Column headerRequired?Notes
nameRecommendedPerson's full name or company name. The importer auto-detects which by looking for words like LLC, Inc, Restaurant, Bank, etc.
company_nameOptionalSet this when name is a person and the company is separate.
customer_typeOptionalcommercial (or anything containing "commercial" / "business") → Commercial. Anything else → Residential. There's no government auto-detect — set those to Commercial and switch them in the UI after.
emailOptionalMultiple emails can be separated by commas or semicolons. Bad emails are silently dropped.
phoneOptionalFree text, kept as-is.
street_addressOptionalLine breaks become commas.
city, country, zipOptionalPlain text. zip maps to Postcode in the UI.

Rows with no name and no email are skipped.

Steps

  1. Open Customers

    Select Customers in the top navigation bar.

  2. Open the import dialog

    Select the Import button at the top-left of the list.

  3. Pick your file

    Select Select File and choose your .csv, .xlsx, .xls, or .txt file.

  4. Run the import

    Select the blue Import button at the bottom-right of the dialog. The page reloads when the import finishes.

  5. Read the result

    The green flash banner at the top shows "Import complete: N created, M updated." That's your created / updated count.

What happens next

  • Created customers appear in the Customers list immediately.
  • Updated customers had their email, phone, address, city, country, postcode, and type overwritten with the values from your file. Their existing units, quotations, and work orders are untouched.
  • Skipped rows (no name, no email) don't generate an error — they're silently dropped from the count.

Common situations

SituationWhat to do
You're migrating from QuickBooksExport the customer list as CSV. Make sure the columns are named name, company_name, customer_type, email, phone, street_address, city, country, zip. Run the import.
Your CSV has the company in the name column for some rows and a real person in othersThe importer handles this. It looks for company-indicator words (e.g. LLC, Inc, Restaurant) and routes the row accordingly.
You want to dry-run before committingImport a small file (5–10 rows) first. Confirm the result in the list. Then re-run with the full file. The duplicate match (first + last + company) means the small batch will be detected as updates and won't create dupes.
The file has government customersImport them as commercial (no government auto-detect). Then open each in the UI and switch Type to Government.
You have a column the importer doesn't recognize (e.g. notes, account_number)The importer ignores unknown columns silently. Add the data manually in the UI after import, or open a feature request.

Troubleshooting

The Import button isn't there.

You're missing the customers.create permission, or the customer integration is enabled. The import button respects the same gates as the New button.

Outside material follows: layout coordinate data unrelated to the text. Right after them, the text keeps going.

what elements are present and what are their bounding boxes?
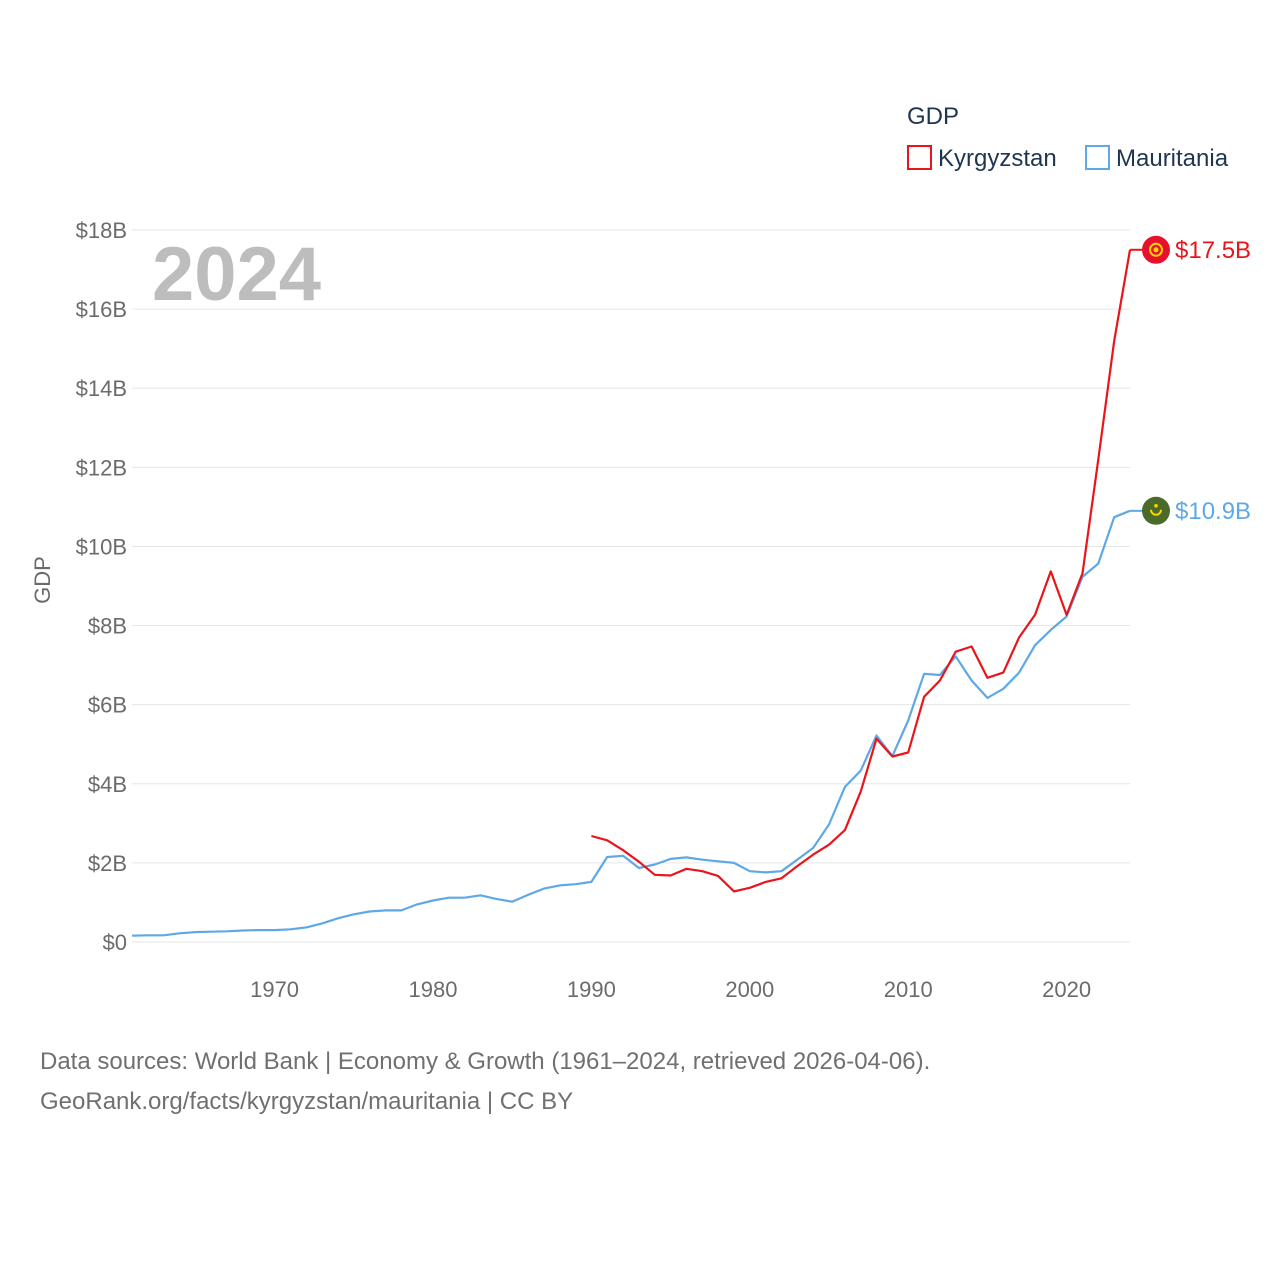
footer-attribution: GeoRank.org/facts/kyrgyzstan/mauritania …	[40, 1088, 574, 1115]
series-line-mauritania	[131, 509, 1131, 937]
footer-sources: Data sources: World Bank | Economy & Gro…	[40, 1048, 931, 1075]
x-tick-label: 1980	[409, 977, 458, 1002]
legend: GDP Kyrgyzstan Mauritania	[907, 103, 1229, 172]
series-line-kyrgyzstan	[591, 249, 1132, 893]
legend-label-kyrgyzstan[interactable]: Kyrgyzstan	[938, 145, 1057, 172]
x-tick-label: 2020	[1042, 977, 1091, 1002]
mauritania-flag-icon	[1142, 496, 1170, 525]
y-tick-label: $6B	[88, 693, 127, 718]
end-marker-kyrgyzstan: $17.5B	[1130, 235, 1251, 264]
y-axis-ticks: $0 $2B $4B $6B $8B $10B $12B $14B $16B $18B	[76, 218, 127, 955]
legend-label-mauritania[interactable]: Mauritania	[1116, 145, 1229, 172]
y-tick-label: $2B	[88, 851, 127, 876]
y-axis-label: GDP	[30, 556, 55, 604]
x-tick-label: 1970	[250, 977, 299, 1002]
y-tick-label: $0	[103, 930, 127, 955]
legend-swatch-kyrgyzstan[interactable]	[907, 145, 932, 170]
legend-swatch-mauritania[interactable]	[1085, 145, 1110, 170]
y-tick-label: $10B	[76, 534, 127, 559]
mauritania-end-label: $10.9B	[1175, 498, 1251, 525]
y-tick-label: $12B	[76, 455, 127, 480]
gridlines	[132, 229, 1130, 943]
year-watermark: 2024	[152, 232, 321, 317]
legend-title: GDP	[907, 103, 959, 130]
y-tick-label: $4B	[88, 772, 127, 797]
end-marker-mauritania: $10.9B	[1130, 496, 1251, 525]
kyrgyzstan-flag-icon	[1142, 235, 1170, 264]
y-tick-label: $16B	[76, 297, 127, 322]
footer: Data sources: World Bank | Economy & Gro…	[40, 1042, 930, 1122]
y-tick-label: $18B	[76, 218, 127, 243]
kyrgyzstan-end-label: $17.5B	[1175, 237, 1251, 264]
x-tick-label: 2000	[725, 977, 774, 1002]
series-lines	[131, 249, 1132, 937]
x-axis-ticks: 1970 1980 1990 2000 2010 2020	[250, 977, 1091, 1002]
y-tick-label: $14B	[76, 376, 127, 401]
x-tick-label: 1990	[567, 977, 616, 1002]
x-tick-label: 2010	[884, 977, 933, 1002]
y-tick-label: $8B	[88, 614, 127, 639]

The import says 0 created, 0 updated.

Your file probably has the wrong column names. The importer is keyed off header names — name, company_name, email, etc. Open the file and check the header row matches the table above (case doesn't matter). Save and re-import.

The import says some were updated when you expected new customers.

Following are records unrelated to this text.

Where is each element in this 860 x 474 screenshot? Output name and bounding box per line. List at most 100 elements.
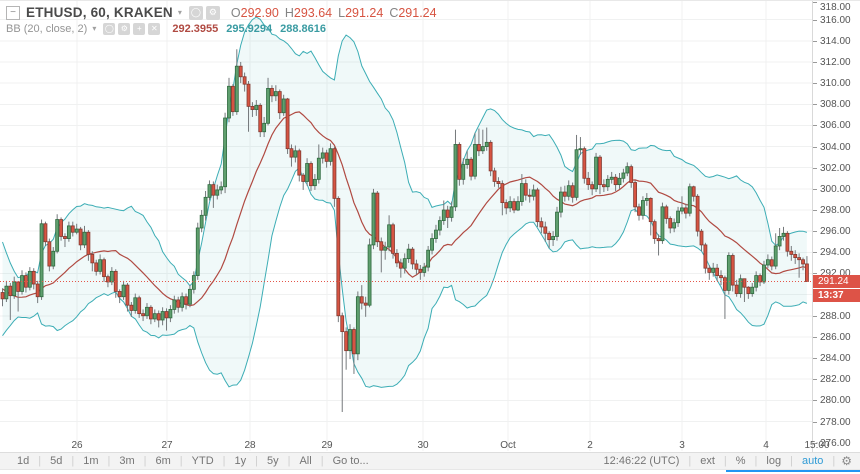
ohlc-value: 292.90 — [240, 5, 279, 20]
candlestick-chart — [0, 1, 812, 451]
price-tick — [813, 2, 817, 3]
separator: | — [832, 455, 836, 467]
chevron-down-icon[interactable]: ▾ — [177, 8, 182, 17]
indicator-row: BB (20, close, 2) ▾ ◯ ⚙ + ✕ 292.3955 295.… — [6, 21, 443, 36]
price-label: 308.00 — [820, 99, 851, 111]
price-axis[interactable]: 291.24 13:37 318.00 316.00 314.00 312.00 310… — [812, 1, 860, 452]
close-icon[interactable]: ✕ — [148, 22, 161, 35]
ohlc-key: C — [389, 5, 399, 20]
price-label: 318.00 — [820, 2, 851, 13]
bar-countdown-badge: 13:37 — [813, 289, 860, 302]
price-tick — [813, 273, 817, 275]
chart-legend: − ETHUSD, 60, KRAKEN ▾ ◯ ⚙ O292.90 H293.6… — [6, 4, 443, 36]
range-button-all[interactable]: All — [299, 455, 312, 467]
range-button-ytd[interactable]: YTD — [191, 455, 214, 467]
chevron-down-icon[interactable]: ▾ — [92, 24, 97, 33]
price-label: 312.00 — [820, 56, 851, 68]
price-label: 276.00 — [820, 437, 851, 449]
price-label: 300.00 — [820, 183, 851, 195]
time-label: Oct — [500, 440, 516, 451]
ohlc-value: 291.24 — [345, 5, 384, 20]
price-tick — [813, 104, 817, 106]
separator: | — [723, 455, 727, 467]
settings-gear-icon[interactable]: ⚙ — [841, 454, 852, 468]
symbol-title: ETHUSD, 60, KRAKEN — [26, 5, 173, 20]
price-tick — [813, 252, 817, 254]
range-buttons: 1d | 5d | 1m | 3m | 6m | YTD | 1y | 5y | All | Go to... — [8, 453, 378, 469]
bb-upper-line — [2, 16, 808, 287]
separator: | — [790, 455, 793, 467]
price-tick — [813, 167, 817, 169]
collapse-icon[interactable]: − — [6, 5, 20, 20]
price-label: 286.00 — [820, 331, 851, 343]
mode-button-percent[interactable]: % — [735, 455, 746, 467]
ohlc-key: O — [230, 5, 241, 20]
price-tick — [813, 231, 817, 233]
price-tick — [813, 188, 817, 190]
range-button-6m[interactable]: 6m — [155, 455, 171, 467]
price-tick — [813, 400, 817, 402]
separator: | — [71, 455, 75, 467]
price-tick — [813, 379, 817, 381]
range-button-5d[interactable]: 5d — [50, 455, 63, 467]
price-label: 282.00 — [820, 374, 851, 386]
price-label: 302.00 — [820, 162, 851, 174]
range-button-1y[interactable]: 1y — [234, 455, 247, 467]
indicator-value: 295.9294 — [226, 22, 273, 35]
separator: | — [287, 455, 291, 467]
ohlc-key: H — [284, 5, 294, 20]
separator: | — [688, 455, 692, 467]
scale-buttons: 12:46:22 (UTC) | ext |% | log | auto | ⚙ — [595, 453, 852, 469]
separator: | — [179, 455, 183, 467]
time-label: 29 — [321, 440, 333, 451]
chart-canvas[interactable] — [0, 1, 812, 452]
time-axis[interactable]: 26 27 28 29 30 Oct 2 3 4 15:00 — [0, 438, 860, 452]
price-tick — [813, 442, 817, 444]
indicator-values: 292.3955 295.9294 288.8616 — [172, 23, 334, 35]
separator: | — [754, 455, 758, 467]
price-tick — [813, 210, 817, 211]
mode-button-auto[interactable]: auto — [801, 455, 824, 467]
loading-bar — [726, 470, 860, 472]
price-label: 316.00 — [820, 14, 851, 26]
range-button-1d[interactable]: 1d — [17, 455, 30, 467]
gear-icon[interactable]: ⚙ — [205, 5, 220, 20]
mode-button-ext[interactable]: ext — [700, 455, 715, 467]
gear-icon[interactable]: ⚙ — [118, 22, 131, 35]
range-button-5y[interactable]: 5y — [266, 455, 279, 467]
utc-clock[interactable]: 12:46:22 (UTC) — [603, 455, 680, 467]
range-button-3m[interactable]: 3m — [119, 455, 135, 467]
price-tick — [813, 83, 817, 85]
price-label: 288.00 — [820, 310, 851, 322]
ohlc-value: 291.24 — [398, 5, 437, 20]
time-label: 28 — [244, 440, 256, 451]
price-label: 314.00 — [820, 35, 851, 47]
time-label: 3 — [679, 440, 685, 451]
bottom-strip — [0, 470, 860, 474]
time-label: 27 — [161, 440, 173, 451]
current-price-badge: 291.24 — [813, 275, 860, 288]
symbol-row: − ETHUSD, 60, KRAKEN ▾ ◯ ⚙ O292.90 H293.6… — [6, 4, 443, 21]
bottom-toolbar: 1d | 5d | 1m | 3m | 6m | YTD | 1y | 5y | All | Go to... 12… — [0, 452, 860, 470]
plus-icon[interactable]: + — [133, 22, 146, 35]
time-label: 4 — [763, 440, 769, 451]
separator: | — [320, 455, 324, 467]
range-button-1m[interactable]: 1m — [83, 455, 99, 467]
price-label: 280.00 — [820, 395, 851, 407]
time-label: 2 — [587, 440, 593, 451]
goto-button[interactable]: Go to... — [332, 455, 369, 467]
price-label: 310.00 — [820, 78, 851, 90]
indicator-name: BB (20, close, 2) — [6, 22, 88, 35]
price-tick — [813, 19, 817, 21]
eye-icon[interactable]: ◯ — [188, 5, 203, 20]
separator: | — [255, 455, 258, 467]
price-tick — [813, 61, 817, 63]
price-tick — [813, 40, 817, 42]
ohlc-values: O292.90 H293.64 L291.24 C291.24 — [231, 6, 443, 20]
mode-button-log[interactable]: log — [766, 455, 782, 467]
separator: | — [38, 455, 42, 467]
price-tick — [813, 146, 817, 148]
eye-icon[interactable]: ◯ — [103, 22, 116, 35]
indicator-value: 292.3955 — [172, 22, 219, 35]
price-tick — [813, 336, 817, 338]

A row was matched on first name + last name + company name to an existing customer. If the source file has the same name as an existing customer for a different person (e.g. two "John Smith" without companies), they'll collide. Add a distinguishing Company Name in the source file, or merge in the UI after.

The import fails with "The file failed to upload" or a 413 error.

The file is over 10 MB. Split it into smaller files (e.g. 5,000 rows each) and import them in batches. The upsert match key prevents duplicates across batches.

Some emails dropped after import.

The importer validates each email and silently discards anything that doesn't pass. Common culprits: trailing punctuation, missing @, double-encoded &. Open the dropped customers and fix the emails by hand.